As mentioned in the Main Concepts section, the basic form of a
confidence interval is the point estimate plus or minus a constant
times the standard error where the constant is determined by the
desired confidence level. From here you see that the point estimate
determines the center, while the standard error and confidence level
determine the width of the interval. We’ll begin by looking at how
changing the confidence level changes the size of the confidence
interval, and then look at the two parts of standard error that impact
the interval width.
Begin by opening up www.stat.berkeley.edu/users/stark/Java/Html/Ci.htm
in
Internet Explorer (or other Java enabled browser). This page will
take samples from various populations and compute confidence intervals.
Initial Setup:
Select “Normal” from the “Sample From” pull down menu in
the top center
section of the window so we can generate samples from a normal
distribution. Make sure "Take sample" is done "with
replacement".
Click on the “Use True SE” button near the bottom right of the
window.
This will enable us to see what the confidence intervals look like when
we compute them in the fictional world where knowing the true value of
a parameter is possible.
We will begin with 95% confidence level so type 1.96 in
the
box near the bottom right where it says "Intervals: +/"
In the “Sample size” box change the value from 2 to 5. Leave the
“Samples to take” value at 1.
Click on the “Take Sample” button. You should then see your
first
confidence interval created along the bottom. Each time you click the
“Take Sample” button you will create a new interval that will be added
to your graph. On the left side of the window you should see a counter
letting you know how many confidence intervals you have created. At the
bottom right area of the window you should have a counter updating the
percentage of intervals that cover the population mean.
Notice that the vertical blue line represents the true
population mean.
Confidence intervals that include this value are green, while intervals
that do not include the true parameter value are red in color.
And now for the guided
questions:
1. Continue clicking the “Take Sample” button until you have
at least
25 intervals (more might be fun but don’t go so far that the graph
becomes difficult to see clearly). How wide are the intervals? Are they
all the same width? What percent of them capture the true mean of zero?
Now change the “#SE’s” to 2.58 so that we have 99% confidence
intervals. Once you change the number in the text box you can click
anywhere in the window for the new information to take effect on your
already created intervals. Now how wide are the intervals? Are they all
the same width? What percent capture the true mean?

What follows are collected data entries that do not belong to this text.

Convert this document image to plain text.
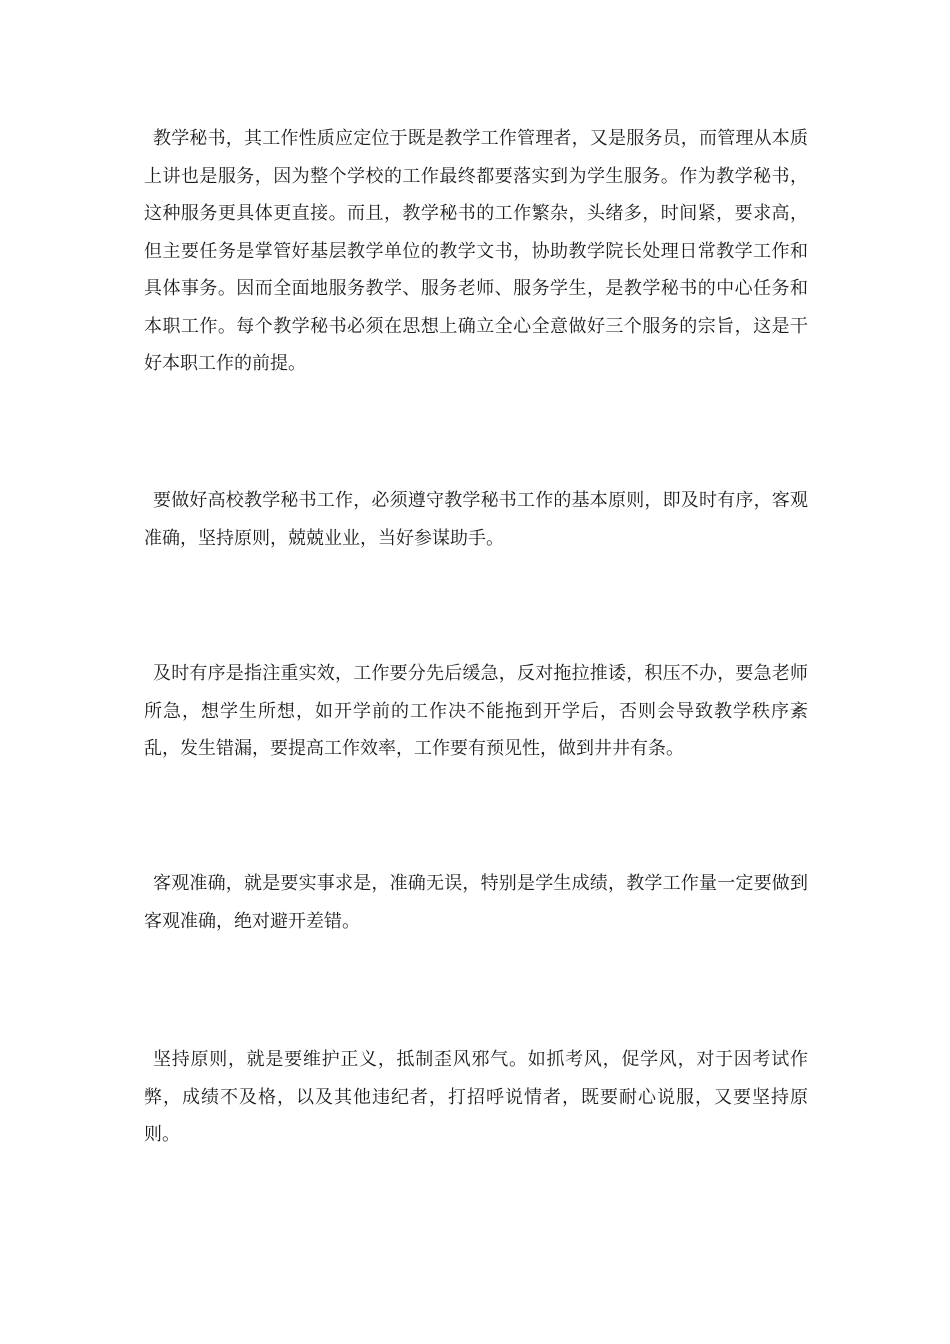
教学秘书，其工作性质应定位于既是教学工作管理者，又是服务员，而管理从本质上讲也是服务，因为整个学校的工作最终都要落实到为学生服务。作为教学秘书，这种服务更具体更直接。而且，教学秘书的工作繁杂，头绪多，时间紧，要求高，但主要任务是掌管好基层教学单位的教学文书，协助教学院长处理日常教学工作和具体事务。因而全面地服务教学、服务老师、服务学生，是教学秘书的中心任务和本职工作。每个教学秘书必须在思想上确立全心全意做好三个服务的宗旨，这是干好本职工作的前提。

要做好高校教学秘书工作，必须遵守教学秘书工作的基本原则，即及时有序，客观准确，坚持原则，兢兢业业，当好参谋助手。

及时有序是指注重实效，工作要分先后缓急，反对拖拉推诿，积压不办，要急老师所急，想学生所想，如开学前的工作决不能拖到开学后，否则会导致教学秩序紊乱，发生错漏，要提高工作效率，工作要有预见性，做到井井有条。

客观准确，就是要实事求是，准确无误，特别是学生成绩，教学工作量一定要做到客观准确，绝对避开差错。

坚持原则，就是要维护正义，抵制歪风邪气。如抓考风，促学风，对于因考试作弊，成绩不及格，以及其他违纪者，打招呼说情者，既要耐心说服，又要坚持原则。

2. Now for something not as obvious. Change the “#SE’s” back to 1.96
and set your sample size to 10, twice the size of the 5 we worked with
before. Create another 25 or so intervals in the applet. Now how wide
are your intervals? How does this width relate to the size of 95%
confidence intervals based on samples of size five? Change the sample
size to 20. Now what is the interval width? How do the three interval
widths compare?
3. Now change "True SE" to "Estimated SE" at the lower right corner.

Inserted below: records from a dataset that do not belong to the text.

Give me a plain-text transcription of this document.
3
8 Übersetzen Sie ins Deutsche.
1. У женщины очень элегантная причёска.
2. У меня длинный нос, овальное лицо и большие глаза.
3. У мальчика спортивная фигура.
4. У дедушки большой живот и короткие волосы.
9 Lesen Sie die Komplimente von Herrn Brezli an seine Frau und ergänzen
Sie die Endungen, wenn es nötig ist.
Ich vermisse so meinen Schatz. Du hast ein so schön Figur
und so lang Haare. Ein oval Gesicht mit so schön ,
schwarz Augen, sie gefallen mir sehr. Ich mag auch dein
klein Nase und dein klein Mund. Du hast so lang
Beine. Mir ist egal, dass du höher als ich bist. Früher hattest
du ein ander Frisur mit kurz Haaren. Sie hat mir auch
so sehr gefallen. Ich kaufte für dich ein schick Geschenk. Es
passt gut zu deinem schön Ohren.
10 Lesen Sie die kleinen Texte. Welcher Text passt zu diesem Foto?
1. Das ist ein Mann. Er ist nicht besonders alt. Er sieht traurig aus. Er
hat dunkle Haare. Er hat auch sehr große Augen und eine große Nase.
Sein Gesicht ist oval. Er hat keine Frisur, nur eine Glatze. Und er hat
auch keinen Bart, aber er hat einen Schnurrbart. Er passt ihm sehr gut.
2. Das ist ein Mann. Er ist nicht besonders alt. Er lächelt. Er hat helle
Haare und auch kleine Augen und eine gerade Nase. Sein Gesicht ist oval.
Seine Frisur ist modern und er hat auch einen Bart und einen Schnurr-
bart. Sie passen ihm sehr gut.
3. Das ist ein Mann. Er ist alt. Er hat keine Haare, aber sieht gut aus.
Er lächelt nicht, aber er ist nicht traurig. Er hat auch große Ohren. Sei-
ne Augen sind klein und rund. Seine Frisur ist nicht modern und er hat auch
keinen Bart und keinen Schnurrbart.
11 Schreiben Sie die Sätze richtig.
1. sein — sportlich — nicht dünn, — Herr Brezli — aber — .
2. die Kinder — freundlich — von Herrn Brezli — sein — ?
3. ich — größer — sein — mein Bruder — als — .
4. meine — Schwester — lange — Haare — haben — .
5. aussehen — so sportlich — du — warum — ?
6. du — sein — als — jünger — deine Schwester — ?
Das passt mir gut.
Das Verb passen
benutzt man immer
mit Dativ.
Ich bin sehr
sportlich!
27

What changed? Why? Are the results from this approach more or less
representative of what happens in practice? What does this mean for
teaching examples where each student takes their own sample and the
compares their interval to the intervals of their classmates?
4. Let’s change gears now and look at confidence intervals for the
Uniform distribution. Change back to using the "True SE".

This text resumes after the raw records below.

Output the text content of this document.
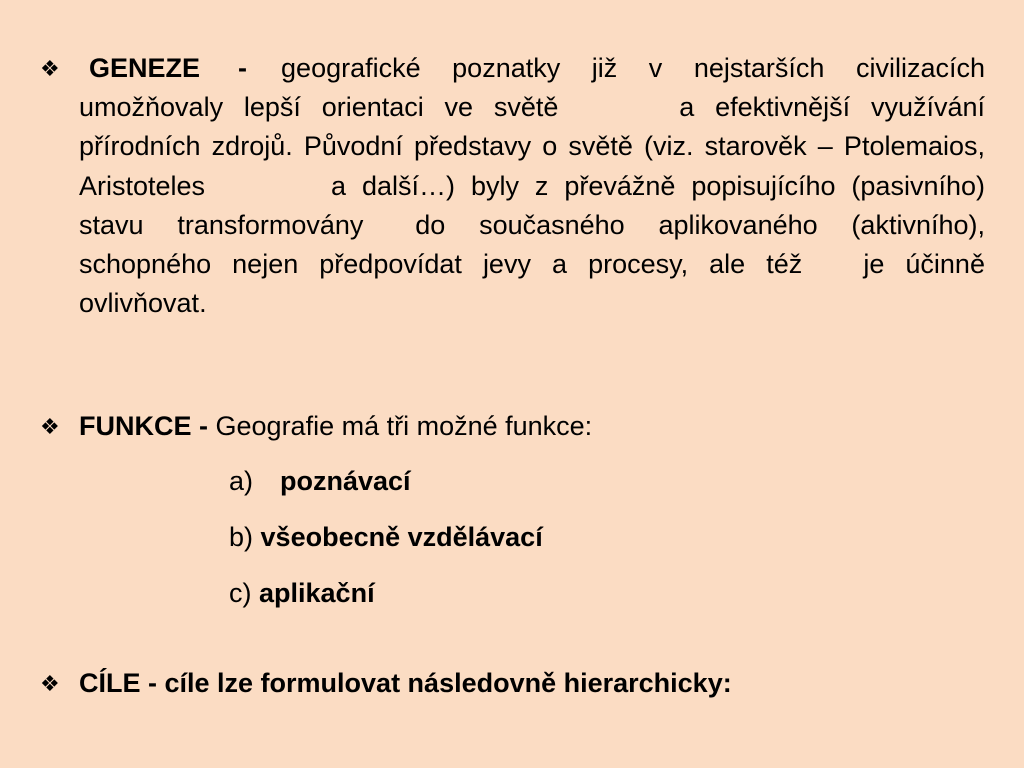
❖	GENEZE - geografické poznatky již v nejstarších civilizacích umožňovaly lepší orientaci ve světě	a efektivnější využívání přírodních zdrojů. Původní představy o světě (viz. starověk – Ptolemaios, Aristoteles	a další…) byly z převážně popisujícího (pasivního) stavu transformovány do současného aplikovaného (aktivního), schopného nejen předpovídat jevy a procesy, ale též je účinně ovlivňovat.
❖ FUNKCE - Geografie má tři možné funkce:
a) poznávací
b) všeobecně vzdělávací
c) aplikační
❖ CÍLE - cíle lze formulovat následovně hierarchicky:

Select “Uniform” from the “Sample from” pulldown
menu. Change your sample size to 5 and go ahead and take 50 samples all
at once this time (do this by changing “Samples to take” from 1 to 50).
Click on the “Take Sample” button. With your “#SE’s” still at 1.96,
what percent of your intervals do you expect to capture the true mean?
Was this achieved? Click the “Take Sample” button a few more times so
that you have a couple hundred confidence intervals. Did your coverage
level improve to what you expected? What’s going on here?
5. Now change the “Sample from” distribution to the “Box” option. This
allows you to enter your own data in for sampling. Click inside the
tall box at the right side of the window and enter in a list of thirty
onedigit numbers, eight twodigit numbers, and two threedigit numbers
of your choice. (Note, depending on your browser, this might take
some fiddling. Click on the "Hide Box" and "Show Box" button
(upper right corner) if you don't see the box. Now select
50 samples of size five from your new
population of values. What do you notice? What causes the large
variability in interval widths? What causes the coverage rate to be
lower than 95%? Can this be fixed the same way the coverage problem was
fixed with the Uniform distribution? Why or why not?